03
Wenn die Nacht kommt wird die Sehnsucht klarer
Das Phantom der Oper
Aus meinem Bett fiel ich in das blanke Chaos. Die Menschen, die sich gestern noch in meiner Wohnung befunden hatten, waren gegangen, hatten jedoch Gläser und Flaschen achtlos auf den Böden stehen lassen.
Zeit, sie aufzuräumen hatte ich keinesfalls.
Ein kalter Schauer lief mir über den Rücken, als mein Plan für den heutigen Tag in meinem Gedächtnis aufflackerte. Die Geschäftsreise, die seit drei Monaten in meinem Kalender stand.
Ein Blick auf die Uhr verriet mir, dass ich kaum mehr fünf Minuten hatte, um meine Sachen zu packen und auf die Straße zu sprinten, wo Conrad mich in einem vorbestellten Taxi erwarten würde.
Das Jahr war 2022. Die Pandemie nicht vorüber, doch sie war um so vieles schneller abgeklungen, als jede, die ich zuvor durchlebt hatte. Nun war die Möglichkeit der Reise wieder gegeben.
Ich war nicht oft in New York, doch dieses Jahr hatte ich es wieder geschafft. Die BookExpo America öffnete erstmals seit zwei Jahren der Isolation endlich wieder ihre Tore. Ich war wahrlich keine Leseratte. Was nicht aus meiner Feder stammte, kam mir nicht unter's Auge. Und doch hatte mich eine Vorfreude durchfahren, als Conrad mir die Einladung per Mail zugesandt hatte.
Tatsächlich war ich keine Sekunde zu früh. Noch während ich mehr oder weniger im Gehen meinen Schnürsenkel band, bog der schwarze Wagen in die Straße ein. Conrad erwartete mich gut gelaunt auf dem Rücksitz.
Mein Koffer war peinlich winzig im Vergleich zu der monströsen Reisetasche, die mein Lektor in den Kofferraum hatte wuchten lassen. Dabei würden wir doch nur knapp eine Woche in die Staaten fliegen.

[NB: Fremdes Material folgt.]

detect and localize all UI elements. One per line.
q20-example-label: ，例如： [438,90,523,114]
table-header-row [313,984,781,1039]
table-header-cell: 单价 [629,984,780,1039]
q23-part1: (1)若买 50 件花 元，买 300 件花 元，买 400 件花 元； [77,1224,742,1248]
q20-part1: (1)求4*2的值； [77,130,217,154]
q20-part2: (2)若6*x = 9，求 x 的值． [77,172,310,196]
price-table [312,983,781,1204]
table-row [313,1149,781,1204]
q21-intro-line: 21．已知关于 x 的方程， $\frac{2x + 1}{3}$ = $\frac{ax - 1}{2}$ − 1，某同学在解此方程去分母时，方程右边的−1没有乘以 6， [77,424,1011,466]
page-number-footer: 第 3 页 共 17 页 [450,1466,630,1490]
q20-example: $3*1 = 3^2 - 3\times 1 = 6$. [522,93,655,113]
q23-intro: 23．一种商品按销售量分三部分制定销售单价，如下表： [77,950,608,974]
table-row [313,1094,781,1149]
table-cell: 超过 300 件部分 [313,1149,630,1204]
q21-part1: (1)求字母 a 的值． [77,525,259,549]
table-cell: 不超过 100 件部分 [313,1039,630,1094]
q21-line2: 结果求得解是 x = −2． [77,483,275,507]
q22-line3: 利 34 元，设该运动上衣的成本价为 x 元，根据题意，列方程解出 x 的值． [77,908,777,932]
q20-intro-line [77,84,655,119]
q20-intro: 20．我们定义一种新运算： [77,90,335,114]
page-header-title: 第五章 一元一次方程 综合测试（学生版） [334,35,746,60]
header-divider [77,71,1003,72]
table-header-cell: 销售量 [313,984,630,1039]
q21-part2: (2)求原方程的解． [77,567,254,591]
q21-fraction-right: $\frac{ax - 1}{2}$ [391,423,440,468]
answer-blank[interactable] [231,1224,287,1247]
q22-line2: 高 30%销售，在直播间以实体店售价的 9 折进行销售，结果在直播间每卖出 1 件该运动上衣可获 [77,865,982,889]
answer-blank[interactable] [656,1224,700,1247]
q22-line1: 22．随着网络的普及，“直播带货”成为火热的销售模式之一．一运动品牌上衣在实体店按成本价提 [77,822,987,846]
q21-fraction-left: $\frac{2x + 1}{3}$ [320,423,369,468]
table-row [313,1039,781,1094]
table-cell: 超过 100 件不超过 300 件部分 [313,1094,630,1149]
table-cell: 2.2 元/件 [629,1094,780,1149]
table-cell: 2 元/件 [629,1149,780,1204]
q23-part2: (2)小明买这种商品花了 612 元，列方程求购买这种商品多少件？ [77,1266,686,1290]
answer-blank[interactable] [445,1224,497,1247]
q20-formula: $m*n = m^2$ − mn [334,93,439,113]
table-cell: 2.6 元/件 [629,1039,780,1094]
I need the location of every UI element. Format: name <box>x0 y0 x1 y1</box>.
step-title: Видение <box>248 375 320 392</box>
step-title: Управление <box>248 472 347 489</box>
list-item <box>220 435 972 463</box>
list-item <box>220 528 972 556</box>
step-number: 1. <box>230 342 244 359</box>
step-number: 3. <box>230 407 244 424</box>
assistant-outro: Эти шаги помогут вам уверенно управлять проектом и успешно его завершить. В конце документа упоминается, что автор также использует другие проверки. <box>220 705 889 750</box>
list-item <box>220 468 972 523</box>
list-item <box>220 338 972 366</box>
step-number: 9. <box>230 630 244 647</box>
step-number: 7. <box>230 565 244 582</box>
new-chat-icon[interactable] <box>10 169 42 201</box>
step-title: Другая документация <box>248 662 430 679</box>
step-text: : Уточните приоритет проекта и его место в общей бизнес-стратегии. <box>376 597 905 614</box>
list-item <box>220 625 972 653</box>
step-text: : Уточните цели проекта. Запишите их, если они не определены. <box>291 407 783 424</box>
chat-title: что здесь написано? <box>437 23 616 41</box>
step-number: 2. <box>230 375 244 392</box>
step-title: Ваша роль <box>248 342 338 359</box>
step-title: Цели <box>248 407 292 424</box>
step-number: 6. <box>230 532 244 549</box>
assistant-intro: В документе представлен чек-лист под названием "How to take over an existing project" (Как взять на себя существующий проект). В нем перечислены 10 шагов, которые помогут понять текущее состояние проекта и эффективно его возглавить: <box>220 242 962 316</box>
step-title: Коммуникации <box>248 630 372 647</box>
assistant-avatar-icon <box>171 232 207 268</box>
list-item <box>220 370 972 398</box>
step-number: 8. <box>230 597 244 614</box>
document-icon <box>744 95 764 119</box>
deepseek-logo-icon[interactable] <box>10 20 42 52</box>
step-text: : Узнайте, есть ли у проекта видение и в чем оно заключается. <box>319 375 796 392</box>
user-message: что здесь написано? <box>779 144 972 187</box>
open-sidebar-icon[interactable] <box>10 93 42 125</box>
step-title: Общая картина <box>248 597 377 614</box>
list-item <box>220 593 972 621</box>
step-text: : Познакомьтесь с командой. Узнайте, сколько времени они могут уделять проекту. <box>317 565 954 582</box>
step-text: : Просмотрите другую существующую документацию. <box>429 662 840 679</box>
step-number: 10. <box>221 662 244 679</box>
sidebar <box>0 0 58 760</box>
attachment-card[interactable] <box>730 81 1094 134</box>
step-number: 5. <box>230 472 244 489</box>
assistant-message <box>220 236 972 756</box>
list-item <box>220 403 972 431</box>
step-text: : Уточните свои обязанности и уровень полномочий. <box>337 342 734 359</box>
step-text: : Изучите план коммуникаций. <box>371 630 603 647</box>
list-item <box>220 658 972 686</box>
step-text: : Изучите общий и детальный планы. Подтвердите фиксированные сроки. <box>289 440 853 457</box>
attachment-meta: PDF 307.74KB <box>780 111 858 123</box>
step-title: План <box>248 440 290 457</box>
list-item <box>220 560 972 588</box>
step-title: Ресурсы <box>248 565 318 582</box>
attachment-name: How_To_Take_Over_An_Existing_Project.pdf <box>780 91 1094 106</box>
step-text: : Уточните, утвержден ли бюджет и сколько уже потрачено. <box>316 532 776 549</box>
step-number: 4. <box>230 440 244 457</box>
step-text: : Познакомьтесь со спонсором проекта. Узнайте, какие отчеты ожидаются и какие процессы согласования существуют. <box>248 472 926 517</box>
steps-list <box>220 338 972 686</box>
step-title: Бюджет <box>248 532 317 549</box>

Der Flughafen Dublin war zu dieser gottlosen Zeit noch ruhig. Wenige Passagiere tummelten sich am Band zur Gepäckaufgabe. Ich zog mir die Baseballcap, die ich in weiser Voraussicht noch schnell aus dem Schrank gezerrt hatte, tiefer ins Gesicht. Es kam nicht häufig vor, dass die Menschen mich erkannten. Dafür war mein Gesicht zu langweilig, unscheinbar. Ich hatte keine stechende Augenfarbe, keine besonders hohe Stirn, keine erkennbare Zahnfehlstellung, die mir einen Wiedererkennungswert gegeben hätte.
Doch wenn ein begeisterter Leser mich doch einmal mit dem kleinen Bild auf dem Buchrücken verglich, dann war es meist schon zu spät. So eine Menschentraube bildete sich schneller, als ein Schwarm Bienen über einer Honigpfütze. Und sie ließ sich auch ähnlich schwer bekämpfen.
Dabei besorgten die meisten Leute um mich herum, sich Autogramme von einem Menschen, den sie anschließend erst würden googeln müssen. Sie waren zu feige zu fragen, zu gierig, um Abstand zu halten.
Knapp dreizehn Stunden würde ich über den Wolken verbringen, bevor mich ein weiteres Taxi in die Unterkunft karren würde, die der Verlag mir besorgt hatte. Es war immer das selbe.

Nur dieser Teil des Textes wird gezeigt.